Clinician needs to check in with client on suicide ideation. If the deceased is caused by other party, then clinician need to check in at homicide intention too. A contract of suicide and homicide need to be secure if both are denied at the time of counseling; with phone contacts given to the client in case they are in emergency and can’t share their suicide ideation or homicide intention.
Assess client whether have the following criteria such as prolong grief meet time length to qualify for complicated grief if persists for at least six months; powerful yearning to reconnect with the deceased; inability to accept the death of deceased, aimless about life and can’t move forward in creating own life. Client is confused, distrust others, apathy, shock, bitterness or anger surrounding the loss.
Counsellor can use assessment tools to ascertain client’s level of complicated grief. Besides this, a few treatment skills are suggested for counsellor to use. First skill that was mentioned is Imaginal Revisiting which is similar to prolonged exposure, where bereave client tell the story of deceased and face up with aspects of event that prevent one from accepting the lost, counselor process and reflect with client and working at accepting the present and make plans for future.
Second skill, Imaginal Conversation is a figurative dialogue between the griever and the deceased loved ones with intention to process issues that ignite guilt or inconclusive relationship with the deceased and followed by Emotional Memory Work where the bereave will attend to both positive and negative memories of the deceased loved ones and will also review future planning, life goals and ignite meaningful relationships.
Utilizing Cognitive Behavior Therapy to help client with complicated grief by using technique of exposure; such as talk and write down prevent thought, painful emotion and stop visiting places which will trigger memory. The other tool is cognitive reframing the events, thoughts and meaning so bereave client can move forward from complicated grief stages and eventually to adaptive grief.

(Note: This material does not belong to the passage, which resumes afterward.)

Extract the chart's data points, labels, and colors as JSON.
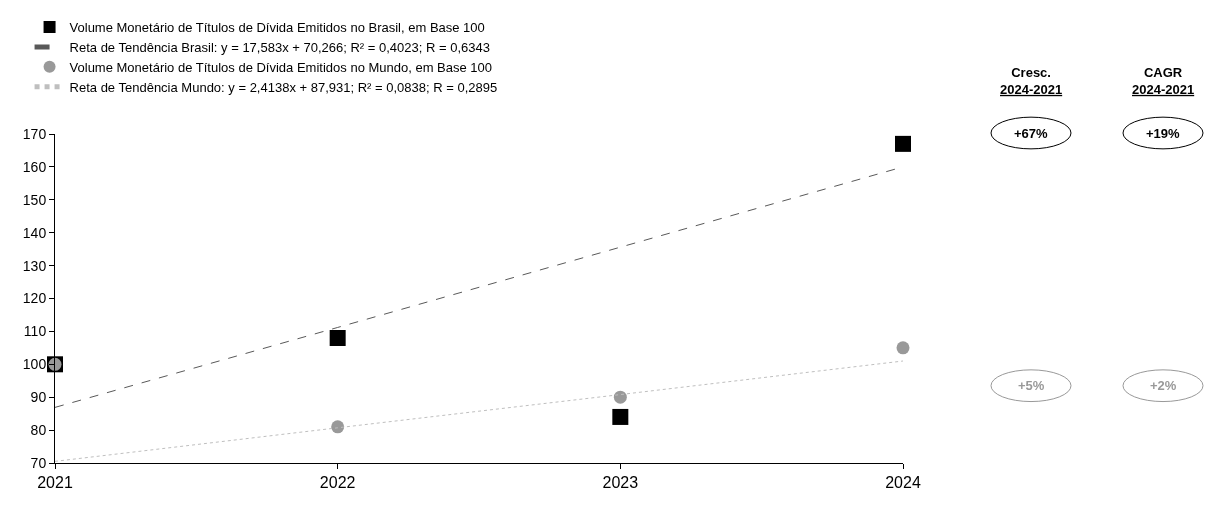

Counselors should go through training so one can recognize between common grief and complicated grief and provide appropriate treatment for their bereaved clients. The paper further emphasizes that counselor educators should bring everybody attention to the symptoms of complicated grief and guide them to use appropriate screening and assessment instruments. This research paper enlightened and motivated me to learn and look for suitable assessment tools that can be used when working with bereaved client.